Hello, I've come across a group of terminal servers (W2k3 std) which have Office 2007 installed on them. For all users when you copy some text from word for example and try and paste it to excel the actual pasting process can take anything up to about 30 seconds to complete during this the office application will seem unresponsive.
I cannot find any other problems with the installation other than the amount of time it takes to paste data between applications so I am wondering if a reg tweak or something may help solve this issue. Any help will be grately appriciated.
Software/Hardware used:
w2k3 std in ts mode, office 2007
ASKED:
November 16, 2010 3:14 PM
UPDATED:
November 17, 2010 11:20 PM
How much RAM is on the server? How many processors? Have you checked the performance during this operation and running processes to see what it happening? More details would be helpful. Thanks.
Next question is what is the windows server doing? Is it an AD or etc?
Thanks for the suggestions everyone, the server is a dual quadcore xeon with 8GB’s of ram, I’ve narrowed it down a bit in that it mostly happens when copying from outlook to word or excel.
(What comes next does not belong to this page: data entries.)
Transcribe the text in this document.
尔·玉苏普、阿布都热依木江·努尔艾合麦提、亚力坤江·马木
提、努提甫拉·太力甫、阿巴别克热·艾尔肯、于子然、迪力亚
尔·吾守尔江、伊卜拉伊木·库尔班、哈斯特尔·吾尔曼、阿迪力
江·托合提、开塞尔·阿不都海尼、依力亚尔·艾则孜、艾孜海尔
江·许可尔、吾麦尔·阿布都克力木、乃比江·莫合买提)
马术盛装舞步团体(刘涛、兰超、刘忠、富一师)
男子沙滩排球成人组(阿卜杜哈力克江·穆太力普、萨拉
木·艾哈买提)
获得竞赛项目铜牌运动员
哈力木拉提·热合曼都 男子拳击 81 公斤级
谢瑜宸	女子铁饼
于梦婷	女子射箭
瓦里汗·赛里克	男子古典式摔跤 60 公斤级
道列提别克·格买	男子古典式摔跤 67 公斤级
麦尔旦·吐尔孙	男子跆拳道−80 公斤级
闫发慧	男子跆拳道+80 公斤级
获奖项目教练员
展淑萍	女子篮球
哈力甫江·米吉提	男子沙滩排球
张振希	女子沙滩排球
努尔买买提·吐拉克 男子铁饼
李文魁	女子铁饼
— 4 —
I’ve also noticed looking at the performance the cpu jumps up by an average of 10% when its doing the pasting I would not have thought a simple paste operation would have affected a server quite like this.
The servers are part of an AD domain but it hosts no roles other than terminal services for thin clients to use.
Thanks again
When the CPU jumps, have you identified the process that is using more CPU ?
Maybe some tool like sysinternal’s Process Explorer could help identifying the operations performed during the paste and identify the cause of the delay (for example, a library call timing out or similar).
Other things to consider:
- Do you have some anti-spyware running ?
- Have you tried temporarily disabling antivirus ?
- What happens when you copy from other apps (say notepad) to word or excel ? or when you copy from Outlook to other apps that are not part of the office suite ?
I meant Process Monitor, but I guess Process Explorer could help as well.